Versia Harris

Bus Shelter Location: Gun Hill, St. George

Versia Harris

Barbadian artist Versia Harris received her BFA in Studio Art in 2012. She has done a number of residences in the Caribbean and North and South America and has exhibited in London, China, Nigeria, Moscow, Michigan and Aruba. She was awarded a Fulbright Laspau Scholarship in 2017 and received her MFA at Cranbrook Academy of Art, Michigan USA in May, 2019, where she also earned a Mercedes-Benz Financial Services New Beginnings Award. In 2022, Versia took part in Documenta15 with Alice Yard and exhibited in Grimmwelt Museum in Kassel, Germany. She continues to exhibit internationally, while teaching at The Barbados Community College.


About the ArtWork:

Human beings and nature are inextricably linked, as our well being and mental health is supported by the outdoors and green spaces. The pandemic and the volcanic eruption, that forced us indoors, darkened our lives and our skies, was inevitably going to create a sour period of time and recovery. The isolation caused by social distancing, left cold, many physical connections often taken for granted and the volcanic eruption exacerbated the separation by forcing us to close our windows. Both disasters made us all painfully aware that our simplest and most fundamental of human tasks; breathing, was at risk. Breath that is also so intertwined with that of our trees, plants, and weeds.

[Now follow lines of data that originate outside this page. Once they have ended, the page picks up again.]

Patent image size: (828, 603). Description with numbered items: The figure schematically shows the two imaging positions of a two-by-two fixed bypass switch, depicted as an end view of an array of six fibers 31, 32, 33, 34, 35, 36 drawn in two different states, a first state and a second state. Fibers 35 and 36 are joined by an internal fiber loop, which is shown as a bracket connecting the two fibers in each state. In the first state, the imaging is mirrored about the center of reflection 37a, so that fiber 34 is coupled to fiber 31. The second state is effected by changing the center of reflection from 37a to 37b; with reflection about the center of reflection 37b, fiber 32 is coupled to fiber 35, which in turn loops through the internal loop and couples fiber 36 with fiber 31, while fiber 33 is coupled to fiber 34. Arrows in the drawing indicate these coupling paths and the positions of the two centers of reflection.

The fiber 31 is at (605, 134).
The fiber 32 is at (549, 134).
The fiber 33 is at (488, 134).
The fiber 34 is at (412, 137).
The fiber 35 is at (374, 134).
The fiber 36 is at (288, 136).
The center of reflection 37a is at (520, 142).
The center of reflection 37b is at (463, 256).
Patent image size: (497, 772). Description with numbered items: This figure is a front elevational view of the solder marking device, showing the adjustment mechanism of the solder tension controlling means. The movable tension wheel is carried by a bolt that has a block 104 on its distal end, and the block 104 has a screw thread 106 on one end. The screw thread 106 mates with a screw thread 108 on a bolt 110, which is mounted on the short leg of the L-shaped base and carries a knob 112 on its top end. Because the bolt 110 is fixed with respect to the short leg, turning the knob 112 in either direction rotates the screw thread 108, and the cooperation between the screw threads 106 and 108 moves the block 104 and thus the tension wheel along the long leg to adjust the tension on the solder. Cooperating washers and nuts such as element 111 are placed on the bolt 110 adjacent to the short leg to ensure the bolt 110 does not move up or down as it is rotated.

As an artist, my work as always involved the relationship between the mental space and nature. Trees, forest, gardens, jungles and open spaces are, for me, metaphors and references for the mind. But this time of isolation pushed me further inwards than I thought I could or was ready to go. Iʼve learned that the link between my inner mind and outer space goes farther than the allegory. The two are tied by a kind of existential string, where one is a mirror of the other. As dark as our skies got, so did my sense of self. Through my mind and my imagination a whole new space, often neglected by the distractions of the outer world, revealed itself to me.

The work I am submitting for this project is about going through the layers and portals of the mind, that is also the mirror to the outer scape. A journey that can seem like turmoil, as if being in a hole deep in the earth, looking up at an unreachable sky, or being overwhelmed by a a great wave; to constantly look up and out for hope and light. What do we see and feel when we look up? What do we see when we look in. With what what eyes do we look out? I hope that my bench will be a place of wonder and refection for the sitters. To see the portals of their own mind reflected back at them as an invitation to stay reverent to the outdoors while connected to the call and lure of their mysterious inner worlds.